I am trying to understand hive in terms of architecture, and I am referring to Tom White's book on Hadoop.

I came across the following terms in regards to hive: Hive Services , hiveserver2 , metastore among others.

Referring to below diagrams from the Book (Hadoop: The definitive Guide).

Hive Architecture:

enter image description here

MetaStore configuration:

enter image description here

Hive Architecture which shows what "Driver" is:

enter image description here

I am not able to understand the following:

1) What is Hive Services in Hive architecture diagram? Is it same when we say hiveserver2?

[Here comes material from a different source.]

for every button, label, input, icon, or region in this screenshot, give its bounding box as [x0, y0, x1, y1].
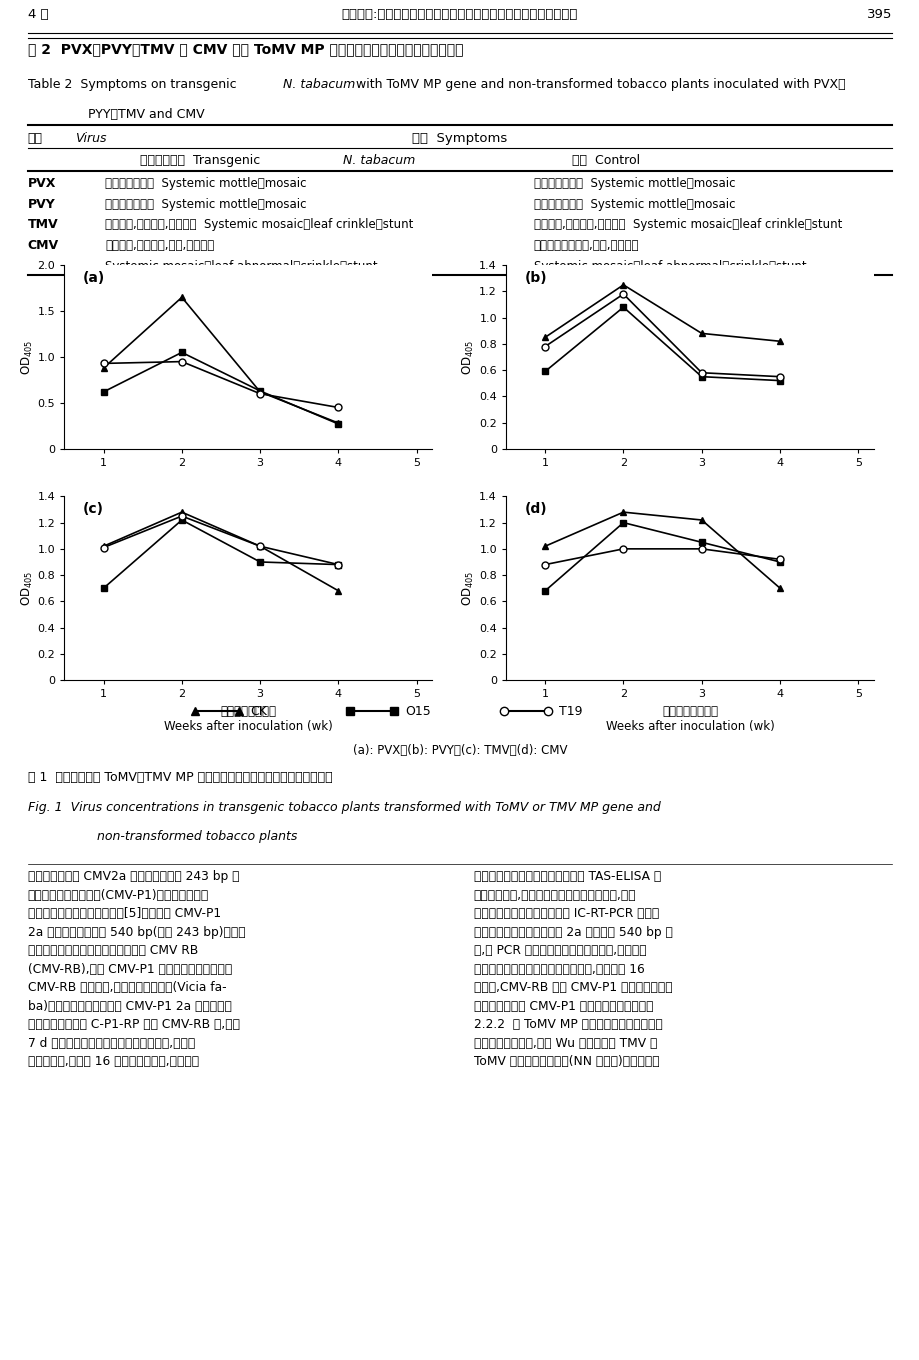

2) What is Driver in Hive architecture diagram?

3) What is MetaStore (I am NOT referring to Metastore Database). Is it some process which runs? If so, is this part of hiveserver2 ? As per the diagram MetaStore can be remote, so if this is a JVM process, to which component it belongs to?

4) It say Hive service JVM , MetaStore JVM Server. But, where do these components gets installed? Are they part of the "server" side of "hive"?

5) In "Hive Architecture" diagram, it say "Hive Server"? What is this? Is this the one which we say "Hive Server 1" , "Hive Server2".

Can anyone help understand this?

2

2 Answers

9
votes

Hive Services

  • HiveServer2
  • Hive Metastore
  • HCatalog + WebHcat
  • Beeline & Hive CLI
  • Thrift client
  • FileSystem :: HDFS and other compatible filesystems like S3
  • Execution engine :: MapReduce, Tez, Spark
  • Hive Web UI (added in Hive 2.x). Maybe also Tez or Spark UI, but not really

Driver

The JDBC/ODBC or Thrift interfaces have drivers.
There are also the processes that interpret the query and compile it down to the execution engine code. I personally call that an interpreter or compiler, not a driver

Metastore Server

Not part of HiveServer2. It is literally a process running on top of an RDBMS (yes, you still need these when running Hive & Hadoop).

Supported Remote Metastore servers = Oracle, MySQL, Postgres
Embedded Metastore (not recommended for production) = Derby

See Hive Wiki

Metastore JVM

The orange boxes are showing you can deploy these services as part of the same JVM as the driver (interpreter) or as a remote server. The wiki describes these setups.

I believe this is a side-car process that maps the HiveServer2 queries to the MetaStore queries. For example, how do you translate the HiveQL into a process that reads metadata from MySQL or Postgres?

It can run on the server-side, yes, but this is not a recommended setup for fault tolerance and performance reasons.

HiveServer1 is deprecated. Feel free to read about it, but don't use it.

0
votes

My understanding is:

Hive Services includes: HS2(may call thrift server sometimes)、Driver, Compiler, Execution Engine. But these four component(HS2、Driver, Compiler, Execution Engine) are all in hiverserver2 process. So in hive, there are three processes:

  • HS2(includes hs2 or thrift server, Compiler, Execution Engine)
  • MetaStore
  • WebHCat